One of the storied families of greater Maple Valley are the Peacocks of Hobart. In this photo from the late 1890s, the Peacock family pose in front of the home they built in 1889.

Charles and Ellen were born in England in 1851, married at age 20, and immigrated to the U.S. by way of Canada. The family grew to include five boys and two girls.

Charles worked at the coal mine of Franklin in the mid-1880s, saving enough money to buy 200 acres of land in Hobart for $4 per acre. He purchased the land in Section 1 from the Northern Pacific Railroad, part of the land grant of odd-numbered sections, which induced construction of a railroad to the Puget Sound.

Through toil and tears the Peacocks converted their acreage to farmland, no small task where old growth stumps were often more than 10 feet across. According to Hubert Peacock, “It took my grandfather and his three oldest boys two weeks of hard labor to create a spot large enough to start building the house.”

A barn was added in 1899, sometime after this photo was taken. In 1892 the Columbia & Puget Sound purchased a 60-foot right-of-way from the family for $400, in order to build the rail line to Taylor. In time a rail platform was developed and the Peacock farm became one of several stop along the railroad to Maple Valley.

Charles’ son, Bill Peacock, ran a dance hall in the barn on his portion of the original property during the late 30s and early 40s, attracting dancers from as far away as Seattle. A grandson, Hubert, operated a dairy farm on the property from 1936-1963, then switched to raising beef cattle.
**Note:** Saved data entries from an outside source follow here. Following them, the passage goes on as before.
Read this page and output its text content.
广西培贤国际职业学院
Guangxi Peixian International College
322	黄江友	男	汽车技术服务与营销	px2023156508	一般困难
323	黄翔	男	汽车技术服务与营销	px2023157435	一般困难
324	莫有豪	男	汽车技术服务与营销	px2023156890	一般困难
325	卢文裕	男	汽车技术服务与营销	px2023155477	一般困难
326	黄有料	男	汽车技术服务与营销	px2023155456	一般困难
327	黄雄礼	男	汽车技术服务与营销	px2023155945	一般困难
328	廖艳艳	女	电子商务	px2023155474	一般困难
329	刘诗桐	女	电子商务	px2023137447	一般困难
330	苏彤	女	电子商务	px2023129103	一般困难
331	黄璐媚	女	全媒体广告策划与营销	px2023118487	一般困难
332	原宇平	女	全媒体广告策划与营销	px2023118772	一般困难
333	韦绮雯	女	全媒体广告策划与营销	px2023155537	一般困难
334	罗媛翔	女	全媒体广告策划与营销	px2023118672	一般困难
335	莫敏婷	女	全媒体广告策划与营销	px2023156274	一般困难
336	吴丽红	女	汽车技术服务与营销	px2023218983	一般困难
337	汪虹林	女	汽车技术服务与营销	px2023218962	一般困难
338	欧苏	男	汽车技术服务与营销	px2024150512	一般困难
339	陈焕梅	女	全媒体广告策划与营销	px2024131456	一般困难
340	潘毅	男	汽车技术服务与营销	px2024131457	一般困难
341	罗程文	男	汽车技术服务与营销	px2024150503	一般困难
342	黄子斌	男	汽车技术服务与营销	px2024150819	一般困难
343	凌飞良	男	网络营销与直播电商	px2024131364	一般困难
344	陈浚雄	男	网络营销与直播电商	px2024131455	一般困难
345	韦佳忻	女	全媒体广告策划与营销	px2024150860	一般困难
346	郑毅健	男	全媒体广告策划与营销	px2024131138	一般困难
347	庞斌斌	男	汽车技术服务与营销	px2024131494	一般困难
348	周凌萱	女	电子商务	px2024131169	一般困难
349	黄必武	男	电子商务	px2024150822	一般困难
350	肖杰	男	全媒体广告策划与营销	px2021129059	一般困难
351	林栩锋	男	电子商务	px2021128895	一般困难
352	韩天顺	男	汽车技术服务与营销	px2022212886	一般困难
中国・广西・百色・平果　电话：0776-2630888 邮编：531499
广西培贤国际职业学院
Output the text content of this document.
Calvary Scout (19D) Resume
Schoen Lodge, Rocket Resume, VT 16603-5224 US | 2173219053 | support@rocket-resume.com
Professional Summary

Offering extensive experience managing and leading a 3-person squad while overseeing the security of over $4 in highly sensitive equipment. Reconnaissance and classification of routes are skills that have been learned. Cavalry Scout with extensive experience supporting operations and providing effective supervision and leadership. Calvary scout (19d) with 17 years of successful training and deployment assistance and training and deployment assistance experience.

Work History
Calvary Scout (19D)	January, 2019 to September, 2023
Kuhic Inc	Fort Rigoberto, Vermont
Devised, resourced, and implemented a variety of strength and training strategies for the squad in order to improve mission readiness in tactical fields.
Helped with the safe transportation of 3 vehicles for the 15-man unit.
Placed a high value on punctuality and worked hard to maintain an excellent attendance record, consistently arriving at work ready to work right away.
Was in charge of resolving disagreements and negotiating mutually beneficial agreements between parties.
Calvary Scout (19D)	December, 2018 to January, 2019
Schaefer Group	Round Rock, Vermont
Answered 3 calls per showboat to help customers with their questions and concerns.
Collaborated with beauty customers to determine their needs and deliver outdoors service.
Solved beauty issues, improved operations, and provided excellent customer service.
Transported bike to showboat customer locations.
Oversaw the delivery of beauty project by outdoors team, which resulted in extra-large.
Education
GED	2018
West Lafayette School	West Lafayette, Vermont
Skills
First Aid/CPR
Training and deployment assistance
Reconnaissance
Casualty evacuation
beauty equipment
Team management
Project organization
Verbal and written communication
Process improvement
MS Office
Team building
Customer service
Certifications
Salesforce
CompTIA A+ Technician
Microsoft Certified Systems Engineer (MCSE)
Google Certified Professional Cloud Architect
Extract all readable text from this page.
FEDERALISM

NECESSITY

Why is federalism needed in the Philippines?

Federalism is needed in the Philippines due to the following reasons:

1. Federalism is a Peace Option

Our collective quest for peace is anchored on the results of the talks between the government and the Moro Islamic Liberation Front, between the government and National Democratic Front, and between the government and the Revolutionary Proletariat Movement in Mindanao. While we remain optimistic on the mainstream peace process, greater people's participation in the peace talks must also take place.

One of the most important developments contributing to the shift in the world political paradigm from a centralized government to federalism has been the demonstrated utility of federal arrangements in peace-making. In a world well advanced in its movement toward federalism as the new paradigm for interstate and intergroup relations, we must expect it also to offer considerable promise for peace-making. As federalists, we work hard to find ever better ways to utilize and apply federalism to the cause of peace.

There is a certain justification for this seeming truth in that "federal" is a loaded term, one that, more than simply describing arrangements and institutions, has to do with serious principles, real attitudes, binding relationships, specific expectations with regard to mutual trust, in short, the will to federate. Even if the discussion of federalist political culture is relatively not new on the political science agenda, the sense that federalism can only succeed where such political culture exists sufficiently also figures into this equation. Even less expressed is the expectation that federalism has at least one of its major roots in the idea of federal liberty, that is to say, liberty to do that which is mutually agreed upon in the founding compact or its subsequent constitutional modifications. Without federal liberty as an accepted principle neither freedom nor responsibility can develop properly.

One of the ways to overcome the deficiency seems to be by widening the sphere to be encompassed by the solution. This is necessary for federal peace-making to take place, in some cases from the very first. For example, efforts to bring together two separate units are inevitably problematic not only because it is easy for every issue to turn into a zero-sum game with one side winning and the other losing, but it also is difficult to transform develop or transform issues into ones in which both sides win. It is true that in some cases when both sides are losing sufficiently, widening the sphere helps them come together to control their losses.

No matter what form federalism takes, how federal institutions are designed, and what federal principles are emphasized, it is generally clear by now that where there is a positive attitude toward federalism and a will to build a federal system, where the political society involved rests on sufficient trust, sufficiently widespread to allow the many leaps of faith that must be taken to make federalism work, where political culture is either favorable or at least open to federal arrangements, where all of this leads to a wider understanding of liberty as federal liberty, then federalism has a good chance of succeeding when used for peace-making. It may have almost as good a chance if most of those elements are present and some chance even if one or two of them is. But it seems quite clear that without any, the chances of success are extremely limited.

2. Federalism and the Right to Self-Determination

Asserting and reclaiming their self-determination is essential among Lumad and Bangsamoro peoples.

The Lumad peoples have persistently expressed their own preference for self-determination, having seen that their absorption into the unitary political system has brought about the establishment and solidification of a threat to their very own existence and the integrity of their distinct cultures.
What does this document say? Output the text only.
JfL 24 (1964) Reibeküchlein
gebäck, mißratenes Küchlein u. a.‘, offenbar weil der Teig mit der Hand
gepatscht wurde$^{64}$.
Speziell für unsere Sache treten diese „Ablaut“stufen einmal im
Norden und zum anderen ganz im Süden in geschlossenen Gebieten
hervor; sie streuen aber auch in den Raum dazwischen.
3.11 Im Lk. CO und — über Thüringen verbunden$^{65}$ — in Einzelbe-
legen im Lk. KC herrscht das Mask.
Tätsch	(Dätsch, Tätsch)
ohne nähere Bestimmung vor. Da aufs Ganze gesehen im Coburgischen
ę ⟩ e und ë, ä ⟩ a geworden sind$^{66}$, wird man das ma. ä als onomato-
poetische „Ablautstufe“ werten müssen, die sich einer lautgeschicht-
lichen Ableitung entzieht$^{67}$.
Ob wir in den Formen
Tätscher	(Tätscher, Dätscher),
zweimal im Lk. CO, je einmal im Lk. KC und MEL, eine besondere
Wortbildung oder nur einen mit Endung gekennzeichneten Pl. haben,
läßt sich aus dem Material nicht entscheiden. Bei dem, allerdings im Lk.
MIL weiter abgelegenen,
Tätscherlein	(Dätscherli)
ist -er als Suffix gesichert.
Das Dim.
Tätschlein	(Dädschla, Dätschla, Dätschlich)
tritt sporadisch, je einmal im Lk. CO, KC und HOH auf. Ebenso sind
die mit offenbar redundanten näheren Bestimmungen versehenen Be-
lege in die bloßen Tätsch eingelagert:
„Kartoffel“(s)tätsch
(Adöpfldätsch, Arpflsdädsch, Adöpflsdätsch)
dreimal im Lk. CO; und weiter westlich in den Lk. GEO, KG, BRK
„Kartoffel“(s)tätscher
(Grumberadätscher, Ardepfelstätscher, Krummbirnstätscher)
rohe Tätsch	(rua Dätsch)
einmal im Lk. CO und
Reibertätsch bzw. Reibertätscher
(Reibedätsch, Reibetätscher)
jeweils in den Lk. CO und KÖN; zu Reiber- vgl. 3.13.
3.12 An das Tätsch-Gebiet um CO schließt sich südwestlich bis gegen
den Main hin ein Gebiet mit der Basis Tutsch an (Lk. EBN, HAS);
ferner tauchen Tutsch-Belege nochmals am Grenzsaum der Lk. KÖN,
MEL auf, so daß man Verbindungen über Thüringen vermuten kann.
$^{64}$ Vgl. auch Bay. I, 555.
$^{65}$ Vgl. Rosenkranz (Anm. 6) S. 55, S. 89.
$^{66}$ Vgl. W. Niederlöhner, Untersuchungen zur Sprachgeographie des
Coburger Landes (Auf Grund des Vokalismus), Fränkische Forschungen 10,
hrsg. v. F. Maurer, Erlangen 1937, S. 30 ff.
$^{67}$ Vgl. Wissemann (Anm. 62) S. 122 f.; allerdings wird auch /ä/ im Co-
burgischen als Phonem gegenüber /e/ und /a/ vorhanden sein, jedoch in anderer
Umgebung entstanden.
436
In 1952, Hubert and his wife Marian built their own dance hall nick-named Peacock’s Roost where square dances were held every Saturday night. Over time most of the 200 acres was sold, yet today Dick Peacock, great-grandson of Charles and Ellen maintains 30 acres of the old homestead. Fittingly for this founding family, Dick Peacock is President of the Maple Valley Historical Society.